S19: Identify and escalate risks with suggested mitigation/resolutions as appropriate.
S20: Investigate and respond to incidents, identifying the root cause and resolution with internal and external stakeholders.
S21: Identify and remediate technical debt, assess for updates and obsolescence as part of continuous improvement.
S22: Develop, maintain collaborative relationships using adaptive business methodology with stakeholders such as, business users, data scientists, data analysts and business intelligence teams.
S23: Present, communicate, and disseminate messages about the data product, tailoring the message and medium to the needs of the audience.
S24: Evaluate the strengths and weaknesses of prototype data products and how these integrate within an organisation’s overarching data infrastructure.
S25: Assess and identify gaps in existing tools and technologies in respect of implementing changes required.
S26: Identify data quality metrics and track them to ensure the quality, accuracy and reliability of the data product.
S27: Selects and apply sustainable solutions to contribute to net zero and environmental strategies across the various stages of product and service delivery.
S28: Horizon scanning to identify new technologies that offer increased performance of data products.
S29: Implement personal strategies to keep up to date with new technology and ways of working.

B1: Acts proactively and takes accountability adapting positively to changing work priorities, ensuring deadlines are met.
B2: Works collaboratively with stakeholders and colleagues, developing strong working relationships to achieve common goals.
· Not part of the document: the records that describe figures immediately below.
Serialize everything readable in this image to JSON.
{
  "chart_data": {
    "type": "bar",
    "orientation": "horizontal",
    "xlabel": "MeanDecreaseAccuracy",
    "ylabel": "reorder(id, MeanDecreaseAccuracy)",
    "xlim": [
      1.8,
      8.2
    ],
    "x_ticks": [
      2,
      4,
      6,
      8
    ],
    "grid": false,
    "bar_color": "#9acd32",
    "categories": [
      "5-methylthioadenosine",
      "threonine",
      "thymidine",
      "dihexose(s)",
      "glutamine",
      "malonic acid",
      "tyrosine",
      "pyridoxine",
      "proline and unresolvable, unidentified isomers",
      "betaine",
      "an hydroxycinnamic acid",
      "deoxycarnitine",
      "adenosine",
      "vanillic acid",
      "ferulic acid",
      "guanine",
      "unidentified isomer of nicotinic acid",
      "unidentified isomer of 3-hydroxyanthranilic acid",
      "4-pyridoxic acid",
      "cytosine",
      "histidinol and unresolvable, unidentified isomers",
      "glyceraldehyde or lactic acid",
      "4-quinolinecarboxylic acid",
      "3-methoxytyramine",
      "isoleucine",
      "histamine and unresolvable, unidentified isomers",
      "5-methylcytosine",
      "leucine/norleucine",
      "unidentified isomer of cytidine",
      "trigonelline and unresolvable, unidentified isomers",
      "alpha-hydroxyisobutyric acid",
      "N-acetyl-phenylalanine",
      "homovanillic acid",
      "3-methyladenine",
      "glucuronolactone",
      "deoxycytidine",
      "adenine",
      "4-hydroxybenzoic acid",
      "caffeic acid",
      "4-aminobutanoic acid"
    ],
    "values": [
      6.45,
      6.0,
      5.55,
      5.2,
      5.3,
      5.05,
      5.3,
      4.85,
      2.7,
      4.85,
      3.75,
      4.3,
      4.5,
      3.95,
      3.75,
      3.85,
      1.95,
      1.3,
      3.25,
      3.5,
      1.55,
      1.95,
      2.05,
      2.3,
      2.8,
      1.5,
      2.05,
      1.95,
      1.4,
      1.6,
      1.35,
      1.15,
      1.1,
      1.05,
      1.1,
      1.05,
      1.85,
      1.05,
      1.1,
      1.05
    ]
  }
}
Support an inclusive culture and treat technical and non- technical colleagues and stakeholders with respect.
B3: Quality focus that promotes continuous improvement utilising peer review techniques, innovation and creativity to the data system development process to improve processes and address business challenges.
B4: Takes personal responsibility towards net zero and prioritises environmental sustainability outcomes in how they carry out the duties of their role.
B5: Use initiative and innovation to problem solve and trouble shoot, providing creative solutions.
B6: Keeps abreast of developments in emerging, contemporary and advanced technologies to optimise sustainable data products and services.

Duties

Duty D1

Build and optimise automated data systems and pipelines considering data quality, description, cataloguing, data cleaning, validation, technical documentation and requirements.

Duty D2

Integrate, support and manage data using standalone, distributed and cloud-based platforms. To ensure efficient, sustainable and effective provision of data storage solutions.

Duty D3

Support the identification and evaluation of opportunities for data acquisition and data enrichment.

Duty D4

Select and use appropriate tools to process data in any format, such as structured and unstructured data and in any mode of delivery, such as streaming or batching. Adapt to legacy systems as required.

Duty D5

Ensure resilience is built into data products against business continuity and disaster recovery plans, and document change management to limit service outages. Support and respond to incidents through the application of technology and service management best practice including configuration, change and incident management.

Duty D6

Analyse requirements, research scope and options and present recommendations for solutions to stakeholders.

Duty D7

Support the implementation of prototype or proof-of-concept data products within a production environment

Duty D8

Maintain data solutions as continually evolving products, to service the organisation, user or client requirements. Collaborate with technical support teams and stakeholders from implementation to management.

Duty D9

Working within compliance and contribute towards data governance, organisational policies, standards, and guidelines for data engineering.

Duty D10

Monitor the data system to meet service requirements to enable solutions such as data analysis, dashboards, data products, pipelines, and storage solutions.

Duty D11

Keep up to date with engineering developments to advance own skills and knowledge.